Soft drinks play role in asthma development
Drinking soft drinks may be linked to asthma in adults and wheeze in children, according to a meta-analysis. Furthermore, prenatal maternal consumption of the drink can promote the development of inflammatory disease of the airways of the lungs in the offspring.
Researchers searched multiple online databases for studies examining the association between soft drinks consumption (including maternal consumption during pregnancy) and asthma or wheeze. A total of 19 studies were included in the systematic review and 18 in the meta-analyses.
Of the studies included (three cohort and 16 cross-sectional studies), 12 reported on childhood exposure to soft drinks, six on adulthood exposure and two on maternal consumption. Six studies were conducted in Europe, six in the USA, four in Asia, and one each in Brazil, New Zealand and Australia. There were 468,836 participants in total—among whom 236,932 were children, 170,385 were adults and 61,519 were pregnant women—with >50,000 cases of asthma.
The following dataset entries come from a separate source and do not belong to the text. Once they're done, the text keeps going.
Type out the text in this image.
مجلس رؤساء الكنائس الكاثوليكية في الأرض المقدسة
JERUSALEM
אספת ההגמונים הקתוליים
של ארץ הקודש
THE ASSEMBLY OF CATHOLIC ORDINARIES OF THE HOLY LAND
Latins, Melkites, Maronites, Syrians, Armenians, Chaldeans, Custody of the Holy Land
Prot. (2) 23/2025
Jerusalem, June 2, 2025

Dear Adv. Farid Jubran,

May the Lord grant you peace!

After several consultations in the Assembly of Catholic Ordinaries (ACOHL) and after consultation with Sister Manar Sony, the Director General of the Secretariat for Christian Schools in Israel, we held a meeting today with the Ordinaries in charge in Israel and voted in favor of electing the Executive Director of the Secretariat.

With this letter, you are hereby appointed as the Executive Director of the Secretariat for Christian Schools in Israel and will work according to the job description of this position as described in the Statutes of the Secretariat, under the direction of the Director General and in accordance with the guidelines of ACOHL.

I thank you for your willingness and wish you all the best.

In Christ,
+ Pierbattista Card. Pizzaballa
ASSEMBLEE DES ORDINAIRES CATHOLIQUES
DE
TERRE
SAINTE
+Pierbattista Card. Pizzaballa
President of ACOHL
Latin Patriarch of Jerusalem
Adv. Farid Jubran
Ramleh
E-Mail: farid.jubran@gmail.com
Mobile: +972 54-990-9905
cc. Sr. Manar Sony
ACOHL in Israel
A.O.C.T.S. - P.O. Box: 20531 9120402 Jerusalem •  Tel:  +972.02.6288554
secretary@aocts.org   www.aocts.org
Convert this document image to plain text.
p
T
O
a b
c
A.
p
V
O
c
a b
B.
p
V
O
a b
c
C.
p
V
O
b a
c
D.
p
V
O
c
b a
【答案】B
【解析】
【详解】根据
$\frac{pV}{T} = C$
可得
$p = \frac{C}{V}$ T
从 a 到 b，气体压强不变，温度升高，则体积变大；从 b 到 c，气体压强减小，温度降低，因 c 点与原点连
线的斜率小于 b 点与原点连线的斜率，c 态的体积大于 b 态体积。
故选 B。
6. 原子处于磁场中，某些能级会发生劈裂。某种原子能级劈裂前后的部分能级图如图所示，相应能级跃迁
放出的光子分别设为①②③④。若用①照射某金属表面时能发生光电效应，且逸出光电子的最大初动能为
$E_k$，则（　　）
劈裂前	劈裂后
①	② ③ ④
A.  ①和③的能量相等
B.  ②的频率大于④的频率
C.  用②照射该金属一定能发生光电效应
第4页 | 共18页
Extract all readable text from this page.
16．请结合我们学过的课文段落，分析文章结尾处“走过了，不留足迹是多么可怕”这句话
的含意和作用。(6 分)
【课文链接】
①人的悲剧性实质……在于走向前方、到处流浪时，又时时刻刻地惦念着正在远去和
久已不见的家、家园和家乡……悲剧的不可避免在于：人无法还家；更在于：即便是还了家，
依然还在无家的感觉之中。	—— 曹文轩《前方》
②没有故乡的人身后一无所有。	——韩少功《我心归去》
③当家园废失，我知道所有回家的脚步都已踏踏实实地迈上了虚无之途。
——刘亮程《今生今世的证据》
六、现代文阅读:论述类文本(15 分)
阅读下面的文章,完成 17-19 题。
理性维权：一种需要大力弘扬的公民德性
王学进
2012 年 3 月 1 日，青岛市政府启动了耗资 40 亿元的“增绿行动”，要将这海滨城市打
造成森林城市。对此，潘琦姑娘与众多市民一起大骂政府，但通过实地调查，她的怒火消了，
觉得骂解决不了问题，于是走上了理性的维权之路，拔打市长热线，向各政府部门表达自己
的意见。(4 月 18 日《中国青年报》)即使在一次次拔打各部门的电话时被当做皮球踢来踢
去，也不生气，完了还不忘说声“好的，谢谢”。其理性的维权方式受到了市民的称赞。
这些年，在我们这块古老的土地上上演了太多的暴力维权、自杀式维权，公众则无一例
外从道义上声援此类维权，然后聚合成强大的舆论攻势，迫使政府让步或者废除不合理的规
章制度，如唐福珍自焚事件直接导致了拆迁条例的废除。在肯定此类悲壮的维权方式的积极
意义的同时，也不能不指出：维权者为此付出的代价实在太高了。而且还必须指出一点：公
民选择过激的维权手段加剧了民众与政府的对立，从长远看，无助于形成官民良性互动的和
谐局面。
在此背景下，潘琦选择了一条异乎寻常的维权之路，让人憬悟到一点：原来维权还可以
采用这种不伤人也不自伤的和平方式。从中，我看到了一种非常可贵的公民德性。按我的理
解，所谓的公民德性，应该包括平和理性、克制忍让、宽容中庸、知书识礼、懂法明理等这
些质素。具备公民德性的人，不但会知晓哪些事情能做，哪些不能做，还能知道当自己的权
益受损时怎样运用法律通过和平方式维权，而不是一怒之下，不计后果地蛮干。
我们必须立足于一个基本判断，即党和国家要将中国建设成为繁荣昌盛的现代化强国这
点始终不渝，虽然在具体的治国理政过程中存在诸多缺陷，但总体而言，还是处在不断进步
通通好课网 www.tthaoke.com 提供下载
Pooled data showed that soft drinks consumption was associated with an increased likelihood of asthma in both adults (odds ratio [OR], 1.37, 95 percent confidence interval [CI], 1.23–1.52) and children (OR, 1.14, 95 percent CI, 1.06–1.21).
Moreover, prenatal exposure showed a marginal association with asthma in children (OR, 1.11, 95 percent CI, 1.00–1.23).
In a subgroup analysis evaluating childhood exposure, the association with asthma persisted for sugar-sweetened soft drinks but not for carbonated drinks.
The findings underscore a need for additional longitudinal research to shed light on the relationship between soft drinks and asthma and mechanisms of action. The researchers called for continued initiation and support of measures to cut the consumption of soft drinks, especially given the other health effect associated with soft drinks, including obesity and dental caries.